第3話 自堕落な姉

 『明日の小テストの勉強した?』

 時刻は午後11時。リビングでテレビを見ながらうとうとしていると、スマホが鳴った。画面を確認すると甘音からメッセージが届いている。

 「まだしてない。」

 連絡先を交換したあの日から、こんな感じのなんでもないようなメッセージがたびたび届くようになった。

「優陽、あんたなんでスマホ見ながらにやにやしてんの。」

「してない。」

 話しかけてきたのは俺の二つ上の姉。ソファーに全体重を預けた姿は、自堕落という言葉を体現したようだ。
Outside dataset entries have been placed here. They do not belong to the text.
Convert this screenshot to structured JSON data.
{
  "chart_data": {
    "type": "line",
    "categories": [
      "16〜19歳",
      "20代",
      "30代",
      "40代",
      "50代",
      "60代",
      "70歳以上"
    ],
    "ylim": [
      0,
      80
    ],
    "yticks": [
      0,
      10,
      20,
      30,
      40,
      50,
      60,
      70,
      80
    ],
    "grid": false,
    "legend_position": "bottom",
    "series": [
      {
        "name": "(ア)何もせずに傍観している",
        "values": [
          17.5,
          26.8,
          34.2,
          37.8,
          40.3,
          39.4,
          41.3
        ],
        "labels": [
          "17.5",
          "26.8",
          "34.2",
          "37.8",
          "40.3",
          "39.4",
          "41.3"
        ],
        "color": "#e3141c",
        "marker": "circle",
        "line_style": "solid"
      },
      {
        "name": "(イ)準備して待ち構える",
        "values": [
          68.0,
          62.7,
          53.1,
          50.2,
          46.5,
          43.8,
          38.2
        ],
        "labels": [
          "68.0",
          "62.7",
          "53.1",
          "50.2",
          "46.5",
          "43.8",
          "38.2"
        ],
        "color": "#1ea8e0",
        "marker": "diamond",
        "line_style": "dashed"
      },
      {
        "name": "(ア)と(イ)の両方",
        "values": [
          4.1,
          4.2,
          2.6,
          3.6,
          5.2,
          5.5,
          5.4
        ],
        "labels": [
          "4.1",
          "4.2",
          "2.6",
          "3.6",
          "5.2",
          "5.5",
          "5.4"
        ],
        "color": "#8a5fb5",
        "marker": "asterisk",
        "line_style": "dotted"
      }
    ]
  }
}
 何かとぱしってくるし、余計な口出しをしてくる。いつもうんざりしているが、反抗はしない。しつこいのだ。「ごめんなさい。」と口にするまで執拗な嫌がらせをしてきた小2の夏からあきらめている。ベッド下に隠した宝物を、夕食の席でばらされた時には母親の驚きの視線と、父親の居心地の悪い咳払いに心臓が止まる思いだった。

「にやにやしてるって。もしかして好きな子?」

 言ってきた姉のほうがにやにやしている。まったく腹が立つ顔だ。

「してない。違う。そっちこそ、毎晩電話してるのは新しい男かよ。」

 男勝りながさつ女である姉には、常に男がいる。相手は短期間でコロコロと変わる。普段猫をかぶっているのだろうが、こんなやつを選ぶとは、センスがないというか、同情してしまう。

「まあーねー。私ってモテるし。」

「自分で言うなよ。」

 こういう自信過剰な発言も、痛々しいところだ。

「自分のいいところは言葉にしないと。自分が一番自分をわかってるし、ほめてあげられるんだから。」

 いつも適当に見えて、芯を強く持っている。こういうところに男たちは惹かれるのだろうか。

「だからって、とっかえひっかえすぎるだろ。」

「そんなことないでしょー。みんなが私のこと好きすぎるだけー。」

 前言撤回だ。この女は芯などというものはなく、最低な自堕落女に過ぎない。

「優陽も、好きな子いるんだったらちゃんとアタックしないとだめだよー。自分から何も行動を起こしてないのに、取られたとか裏切られたとかありえないから。」

 目を細め、口角が吊り上がる。腹が立つ以上に君の悪い笑顔だ。

 気味の悪い姉に気圧され一歩下がる。

「それとも、何かアドバイスが欲しいのかい?」

「余計なお世話だよ。」

「えー、つれない。」

 居心地の悪さを感じ、リビングから立ち去ろうと腰を上げる。

「立つんだったら、ついでに冷蔵庫からお茶持ってきて。」

「それくらい自分で行けよ。」

 文句を言いつつも、素直に従う。早く自室に戻りたい。

 冷蔵庫から麦茶のボトルを出し、グラスに注ぐ。ボトルを戻し、グラスを姉に手渡した。

「ありがと。」

「ん。」

 リビングから廊下に続くドアを開け、廊下に出る。

「おやすみー。」

「おやすみ。」

 廊下を玄関の方向に進み、自室に続く階段を上る。上がりきる前に、スマホが振動した。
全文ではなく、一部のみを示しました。